It’s official: FedEx is drinking the blockchain Kool-Aid. The shipping empire’s CEO Fred Smith announced yesterday that the company will start using blockchain technology to track large and expensive shipments in the near future.
“If you are not operating at the edge of new technologies, you will surely be disrupted,” said Smith on Monday at Consensus 2018, the massive blockchain conference currently being held in New York. “If you are not willing to embrace new technologies like the internet of things and blockchain to face those new threats, you are, maybe subtly, at some point … going to extinction.”
Investing in new, emerging tech could make for a good long-term strategy to make sure your company stays relevant in the vague, uncharted high-tech future. Whether or not this means any short-term improvements in FedEx service remains to be seen, but a couple of ways that they could benefit from using a blockchain have already been suggested.
For example: By tracking shipments on a blockchain, FedEx can instantly settle any disputes about delays, errors, and other problems that could happen along the way. That’s because the blockchain ledger, which is shared by everyone on the network, can’t be altered by any one user, and the information on it is automatically shared with everyone.
But again, the ultimate problem with blockchain is a human one: While nobody could change the information on the ledger, someone could theoretically enter false information on a ledger, which is then distributed to everyone on that ledger (just because you have an unchangeable record of something doesn’t make that record true). As the old zen koan goes: If a package on the FedEx blockchain “falls off the truck,” was it ever there to begin with?

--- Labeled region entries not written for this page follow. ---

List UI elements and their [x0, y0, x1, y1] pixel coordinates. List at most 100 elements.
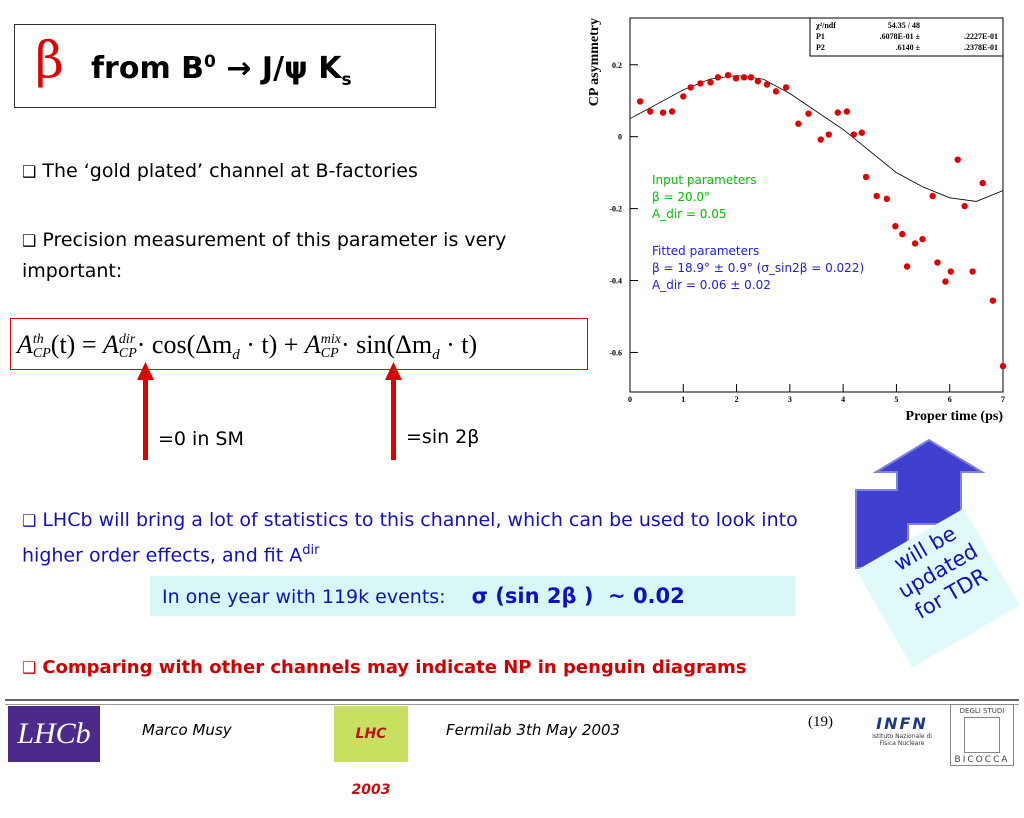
f: · t)	[439, 330, 478, 359]
data-point	[795, 120, 802, 127]
label: =sin 2β	[406, 426, 480, 448]
f: (t) =	[50, 330, 103, 359]
f: · t) +	[239, 330, 305, 359]
data-point	[858, 129, 865, 136]
arrow-head	[137, 362, 154, 380]
logo-uni-text: BICOCCA	[954, 755, 1010, 765]
data-point	[899, 230, 906, 238]
bullet-text: Comparing with other channels may indica…	[42, 657, 747, 678]
data-point	[659, 109, 667, 116]
f: · sin(Δm	[341, 330, 433, 359]
arrow-head	[385, 362, 402, 380]
logo-infn: INFN Istituto Nazionale di Fisica Nuclea…	[866, 714, 938, 747]
bullet-text: Precision measurement of this parameter …	[22, 229, 507, 282]
y-tick-label: -0.6	[609, 348, 622, 357]
data-point	[772, 88, 780, 95]
data-point	[732, 75, 740, 82]
title-sup: 0	[204, 52, 216, 72]
logo-infn-sub: Istituto Nazionale di Fisica Nucleare	[872, 733, 932, 747]
f: dir	[118, 332, 136, 348]
stats-text: .6140 ±	[896, 43, 921, 52]
label: =0 in SM	[158, 428, 244, 450]
data-point	[782, 84, 790, 91]
fitted-params: β = 18.9° ± 0.9° (σ_sin2β = 0.022)	[652, 261, 864, 275]
data-point	[668, 108, 676, 115]
data-point	[805, 110, 812, 117]
data-point	[740, 74, 748, 81]
stats-box	[809, 17, 1004, 57]
data-point	[724, 71, 732, 79]
x-tick-label: 7	[1001, 395, 1005, 404]
data-point	[979, 179, 986, 187]
stats-text: .6078E-01 ±	[880, 32, 921, 41]
data-point	[714, 74, 722, 81]
fitted-params: Fitted parameters	[652, 244, 759, 258]
title-box: β from B0 → J/ψ Ks	[14, 24, 436, 108]
arrow	[391, 376, 396, 460]
f: CP	[32, 346, 51, 362]
f: mix	[320, 332, 341, 348]
f: d	[232, 347, 240, 364]
stats-text: .2227E-01	[964, 32, 998, 41]
data-point	[903, 263, 911, 270]
input-params: A_dir = 0.05	[652, 207, 727, 221]
overlay	[137, 362, 1020, 668]
data-point	[754, 78, 762, 85]
author: Marco Musy	[142, 721, 232, 739]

Whatever the case may be, FedEx argues that using blockchain technology will lower costs and help everything run smoothly while also leveraging the company as more up-to-date than any competitors. The company is also investing in drone flights and new tracking devices, according to Bloomberg. Hopefully one involves a sting operation on the shady neighbor who keeps swiping your Blue Apron — that would be innovative shipping.